Tabs: RangerReady23, for Tammy and Gadget in [i]Due South[/i]

 

Neal: And the winner is...

 

::Neal pulls his dagger Isis from his jacket and slices open the envelope, then reads the card it contains::

 

Neal: Ahem, excuse me. The two winners are—

 

Carlos: Me, me, and me!

 

Neal: Nice try. The winners are Greyhound Bus and Pupspals for "Gadget's Hiccups" and RangerReady23 for "Due South"!

 

::Pupspals cheers at the announcement & runs up to the podium & accepts the award::

Pupspals:  Thank you all so much!  I - wait... where's Greyhound?  And am I looking for a bus or a mouse??
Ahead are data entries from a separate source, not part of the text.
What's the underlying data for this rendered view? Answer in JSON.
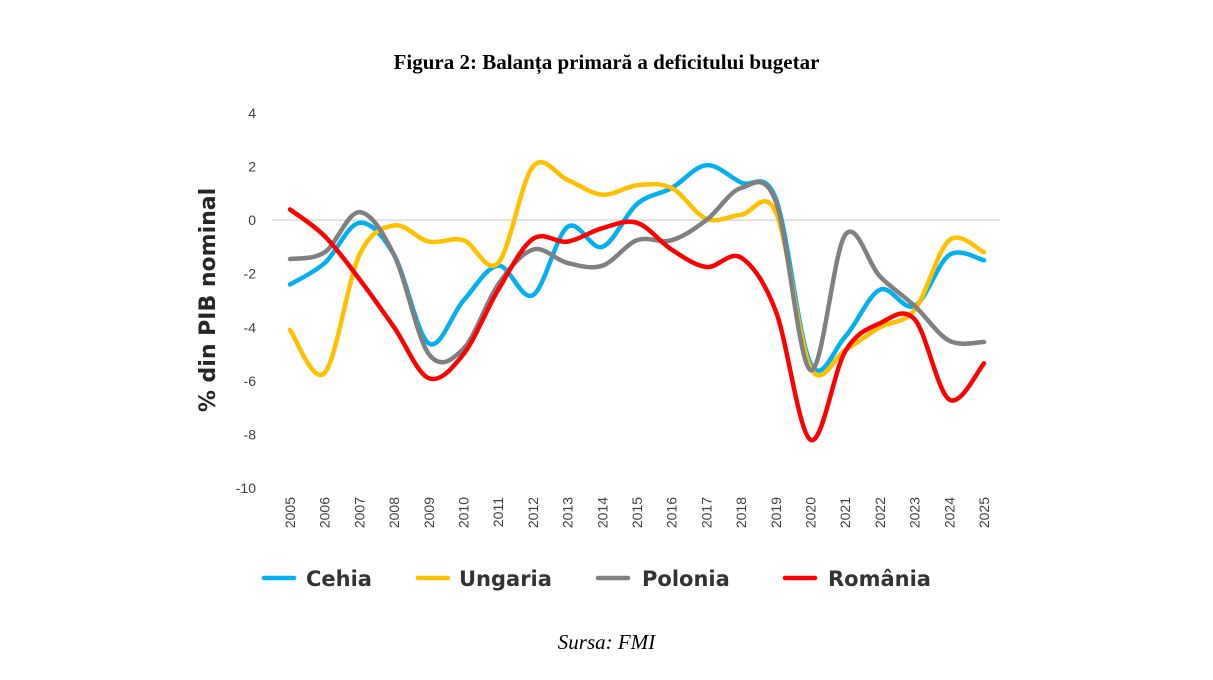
{
  "figure": {
    "title": "Figura 2: Balanța primară a deficitului bugetar",
    "source": "Sursa: FMI"
  },
  "chart_data": {
    "type": "line",
    "title": "Figura 2: Balanța primară a deficitului bugetar",
    "xlabel": "",
    "ylabel": "% din PIB nominal",
    "ylim": [
      -10,
      4
    ],
    "yticks": [
      4,
      2,
      0,
      -2,
      -4,
      -6,
      -8,
      -10
    ],
    "grid": "zero-line only",
    "legend_position": "bottom",
    "smooth": true,
    "categories": [
      "2005",
      "2006",
      "2007",
      "2008",
      "2009",
      "2010",
      "2011",
      "2012",
      "2013",
      "2014",
      "2015",
      "2016",
      "2017",
      "2018",
      "2019",
      "2020",
      "2021",
      "2022",
      "2023",
      "2024",
      "2025"
    ],
    "series": [
      {
        "name": "Cehia",
        "color": "#00B0F0",
        "values": [
          -2.4,
          -1.6,
          -0.1,
          -1.3,
          -4.6,
          -3.0,
          -1.7,
          -2.8,
          -0.25,
          -1.0,
          0.6,
          1.2,
          2.05,
          1.4,
          0.8,
          -5.35,
          -4.35,
          -2.6,
          -3.2,
          -1.3,
          -1.5
        ]
      },
      {
        "name": "Ungaria",
        "color": "#FFC000",
        "values": [
          -4.1,
          -5.7,
          -1.3,
          -0.2,
          -0.8,
          -0.75,
          -1.6,
          2.0,
          1.5,
          0.95,
          1.3,
          1.2,
          0.05,
          0.2,
          0.3,
          -5.5,
          -4.85,
          -4.0,
          -3.35,
          -0.75,
          -1.2
        ]
      },
      {
        "name": "Polonia",
        "color": "#808080",
        "values": [
          -1.45,
          -1.2,
          0.3,
          -1.3,
          -5.0,
          -4.8,
          -2.4,
          -1.1,
          -1.6,
          -1.7,
          -0.75,
          -0.75,
          0.0,
          1.2,
          0.7,
          -5.6,
          -0.55,
          -2.1,
          -3.2,
          -4.5,
          -4.55
        ]
      },
      {
        "name": "România",
        "color": "#FF0000",
        "values": [
          0.4,
          -0.6,
          -2.2,
          -4.0,
          -5.9,
          -5.0,
          -2.6,
          -0.7,
          -0.8,
          -0.3,
          -0.1,
          -1.1,
          -1.75,
          -1.4,
          -3.4,
          -8.2,
          -4.9,
          -3.85,
          -3.7,
          -6.7,
          -5.35
        ]
      }
    ]
  }
}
::She looks down and sees a mouse sauntering up to the podium clad in a Greyhound driver's uniform, Greyhound Bus breaks into a Micheal Jackson dance routine from 'Thriller', finishing off by throwing his hat into the audience and striking a pose::

 

GB: Wooooo!!!

 

::Leaning against the podium, he looks out at the audience then at the award::

 

GB: Couldn't have done it wit'out ole Pups here givin' me da back up. I jus sported da idea.....she did the work so she deserves this more than me.

 

::Giving her a hug, he strikes another pose before taking his award and moonwalking off the stage::

Pupspals:  Well, there you go!  Actually he deserves more credit for this particular award.  If I recall... & I'd quote the IM exactly but I don't have that on me right now... I asked what characters he wanted to include.  I had no intention of including Foxy or Tammy at all.  But in one line of the IM he told me to include them.  He just stated their names.  This part of the story & this award would not be possible if not for him just saying their names!

 

::Pupspals takes a breath, elated in the moment::

 

Pupspals: So once I heard that I had to think of something for them to do!  I couldn't come up with anything so I just started to write.  This is what came out.  It just seemed so natural for the two to have a competition even though they weren't.  And it was fun to write too!  I got some odd looks from people in the school library while I was writing this.  It got to the point that I started thinking, "oh, do I [i]have[/i] to go back to those darn hiccups???"  So I'm glad you had fun with it too!

 

::She takes hold of her award::

 

Pupspals: I'd like to thank God, my parents, anyone who worked on those two characters, anyone who voted, and of course Greyhound for the idea.  Thanks a lot!!!

 

::As Pupspals walks off, RangerReady comes on stage, standing behind the podium::

 

R/R: I'm grateful to everybody who voted for me, for this award. Character interaction is one of the most difficult things to get right in a story, and I thank God that I was blessed with so much inspiration for this team-up. Tammy and Gadget weren't [i]completely[/i] pleased at all of the Southernisms that got put in their mouths, but it was all in good fun. I got a lot of pleasure from writing Due South, and I hope you all enjoyed it a lot, as well. Thank you for the award, everybody! Thanks so much!

 

::Neal and the Krew file offstage with the winners::

 

Carlos: Hey man, those dudes didn't give nowhere the kind the speech I would've!

 

BD: You don’t say. So, what would you have done better?

 

Carlos: First of all, I would get up there and say, "I RULE! I RULE!"